Using "Paint" to create a monochrome bitmap is sort of a "sledgehammer" approach to generating the high-contrast image. The application sets up a threshold at the 50% gray level and sets all pixels below that value to black, and the rest to white.
More sophisticated image processing applications such as Adobe Photoshop will allow you to set a threshold at some other value besides the exact middle, and the following discussion will show why this is desirable.
A detail of the image shown above is displayed below, left. Next to it there is a histogram of the pixel values in the image, captured using Adobe Photoshop.

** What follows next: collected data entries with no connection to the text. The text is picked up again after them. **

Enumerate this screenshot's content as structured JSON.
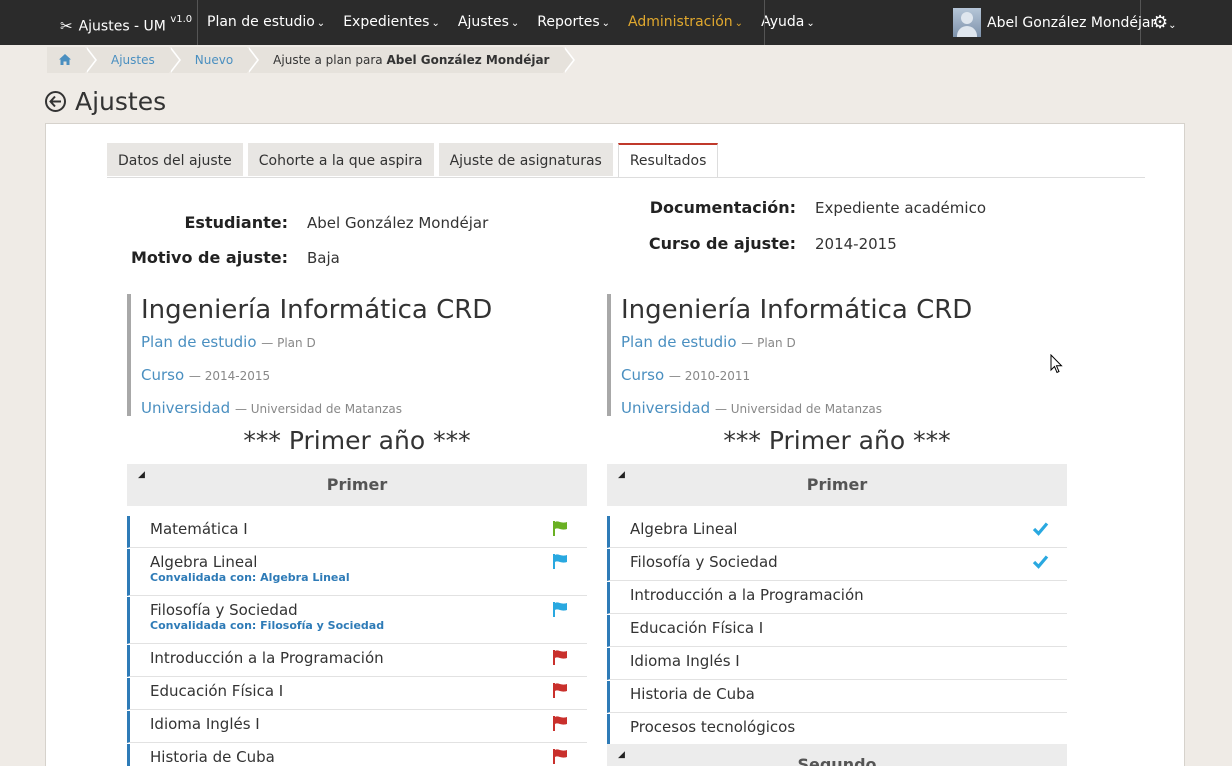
{
  "app": {
    "name": "Ajustes - UM",
    "version": "v1.0"
  },
  "nav": {
    "items": [
      {
        "label": "Plan de estudio",
        "caret": "⌄"
      },
      {
        "label": "Expedientes",
        "caret": "⌄"
      },
      {
        "label": "Ajustes",
        "caret": "⌄"
      },
      {
        "label": "Reportes",
        "caret": "⌄"
      },
      {
        "label": "Administración",
        "caret": "⌄"
      },
      {
        "label": "Ayuda",
        "caret": "⌄"
      }
    ],
    "user": "Abel González Mondéjar"
  },
  "breadcrumb": {
    "home_icon": "home-icon",
    "items": [
      "Ajustes",
      "Nuevo"
    ],
    "current_prefix": "Ajuste a plan para",
    "current_name": "Abel González Mondéjar"
  },
  "page": {
    "title": "Ajustes"
  },
  "tabs": [
    "Datos del ajuste",
    "Cohorte a la que aspira",
    "Ajuste de asignaturas",
    "Resultados"
  ],
  "info": {
    "student_label": "Estudiante:",
    "student_value": "Abel González Mondéjar",
    "reason_label": "Motivo de ajuste:",
    "reason_value": "Baja",
    "doc_label": "Documentación:",
    "doc_value": "Expediente académico",
    "course_label": "Curso de ajuste:",
    "course_value": "2014-2015"
  },
  "left": {
    "title": "Ingeniería Informática CRD",
    "plan_label": "Plan de estudio",
    "plan_value": "— Plan D",
    "course_label": "Curso",
    "course_value": "— 2014-2015",
    "uni_label": "Universidad",
    "uni_value": "— Universidad de Matanzas",
    "year_title": "*** Primer año ***",
    "semester": "Primer",
    "subjects": [
      {
        "name": "Matemática I",
        "conv": "",
        "flag_color": "#6ab023"
      },
      {
        "name": "Algebra Lineal",
        "conv": "Convalidada con: Algebra Lineal",
        "flag_color": "#29a8e0"
      },
      {
        "name": "Filosofía y Sociedad",
        "conv": "Convalidada con: Filosofía y Sociedad",
        "flag_color": "#29a8e0"
      },
      {
        "name": "Introducción a la Programación",
        "conv": "",
        "flag_color": "#c9302c"
      },
      {
        "name": "Educación Física I",
        "conv": "",
        "flag_color": "#c9302c"
      },
      {
        "name": "Idioma Inglés I",
        "conv": "",
        "flag_color": "#c9302c"
      },
      {
        "name": "Historia de Cuba",
        "conv": "",
        "flag_color": "#c9302c"
      }
    ]
  },
  "right": {
    "title": "Ingeniería Informática CRD",
    "plan_label": "Plan de estudio",
    "plan_value": "— Plan D",
    "course_label": "Curso",
    "course_value": "— 2010-2011",
    "uni_label": "Universidad",
    "uni_value": "— Universidad de Matanzas",
    "year_title": "*** Primer año ***",
    "semester": "Primer",
    "semester2": "Segundo",
    "subjects": [
      {
        "name": "Algebra Lineal",
        "check": true
      },
      {
        "name": "Filosofía y Sociedad",
        "check": true
      },
      {
        "name": "Introducción a la Programación",
        "check": false
      },
      {
        "name": "Educación Física I",
        "check": false
      },
      {
        "name": "Idioma Inglés I",
        "check": false
      },
      {
        "name": "Historia de Cuba",
        "check": false
      },
      {
        "name": "Procesos tecnológicos",
        "check": false
      }
    ]
  }
}
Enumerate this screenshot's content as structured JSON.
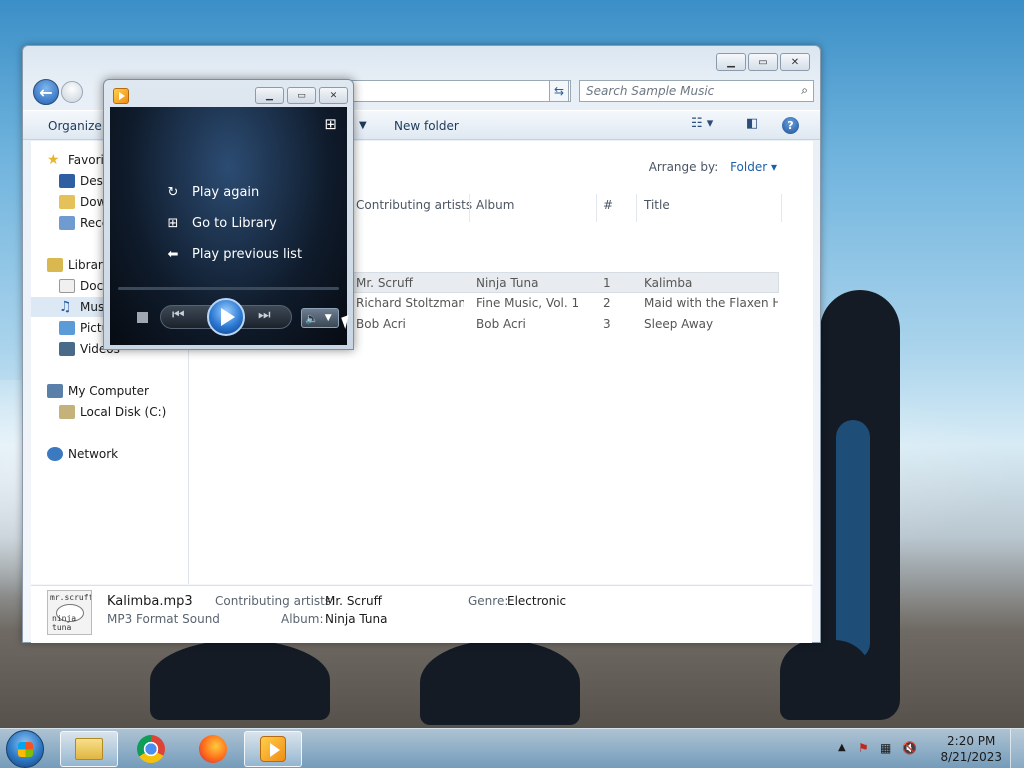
{
  "explorer": {
    "search_placeholder": "Search Sample Music",
    "toolbar": {
      "organize": "Organize",
      "new_folder": "New folder"
    },
    "nav": {
      "favorites": "Favorites",
      "desktop": "Desktop",
      "downloads": "Downloads",
      "recent": "Recent Places",
      "libraries": "Libraries",
      "documents": "Documents",
      "music": "Music",
      "pictures": "Pictures",
      "videos": "Videos",
      "my_computer": "My Computer",
      "local_disk": "Local Disk (C:)",
      "network": "Network"
    },
    "arrange_label": "Arrange by:",
    "arrange_value": "Folder",
    "columns": {
      "artists": "Contributing artists",
      "album": "Album",
      "number": "#",
      "title": "Title"
    },
    "rows": [
      {
        "artist": "Mr. Scruff",
        "album": "Ninja Tuna",
        "number": "1",
        "title": "Kalimba"
      },
      {
        "artist": "Richard Stoltzman...",
        "album": "Fine Music, Vol. 1",
        "number": "2",
        "title": "Maid with the Flaxen H..."
      },
      {
        "artist": "Bob Acri",
        "album": "Bob Acri",
        "number": "3",
        "title": "Sleep Away"
      }
    ],
    "details": {
      "filename": "Kalimba.mp3",
      "filetype": "MP3 Format Sound",
      "artists_label": "Contributing artists:",
      "artists_value": "Mr. Scruff",
      "album_label": "Album:",
      "album_value": "Ninja Tuna",
      "genre_label": "Genre:",
      "genre_value": "Electronic",
      "art_line1": "mr.scruff",
      "art_line2": "ninja tuna"
    }
  },
  "wmp": {
    "menu": {
      "play_again": "Play again",
      "go_to_library": "Go to Library",
      "play_previous": "Play previous list"
    }
  },
  "taskbar": {
    "time": "2:20 PM",
    "date": "8/21/2023"
  },
  "colors": {
    "accent": "#1b5fae",
    "wmp_bg": "#0f1b2b",
    "taskbar": "#8fb6d6"
  }
}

On another occasion the same piece was photographed with the same camera in lower light, and using a grayish paper towel as a background instead of a piece of white paper. A detail of the resulting image is shown below, with the corresponding histogram.
A comparison of the two images shows that the dark pattern is about the same value while the backgrounds have different values. The histograms for both images show two peaks (a "bimodal" distribution) with little or no overlap, where the curve to the left indicates the values in the dark part of the image and the curve to the right indicates the values in the light part of the image.
Examine the histograms more closely. Notice that the curves in the graphs aren't sharply defined, but rather they have relatively long "tails" that extend in both directions away from the peaks. Notice also that in the first image, the threshold level (50% gray) falls in a relatively unpopulated region between the tails of the two peaks in the histogram. In the second image, the threshold value falls upon part of the tail of the curve on the right, corresponding to the background.
For the first image, the division between "black" and "white" areas is relatively clean. With the second image, we find points that should be in the "white" population will erroneously be assigned to color black. The pixels in this population are all located within the boundary between the light areas and the dark area. The net result of the error causes the dark region of the image to bleed outward beyond the boundary where it ought to be confined.
Please note that both images can be used to design virtually identical replicas of the pattern. As the discussion progresses we hope the reader will begin to understand the difference between "accuracy" and "precision." The second image is less accurate than the first image, but they are almost equally precise. With careful manipulation the difference in accuracy can be cured, thanks to the precision of the images.
Monochrome Bitmap
The image below is a rendering of the first ("good") image that has been saved as a monochrome bitmap as in Tutorial 4. The corresponding rendering from the second ("bad") image isn't shown because the two are almost indistiguishable, except by careful measurement.
Please note that the images we are considering were photographed at relatively low resolution, between 35 and 36 dots per inch. Better cameras would have smaller pixels and the accuracy problem addressed below would be smaller.
Notice the jagged outline of potions of the image. This effect is known as "aliasing" and modern digital cameras apply an algorithm ("anti-aliasing") to the images to smooth out the effect and make the image more pleasing to the eye. The operation of converting to a monochrome bitmap has reversed the effect of this algorithm.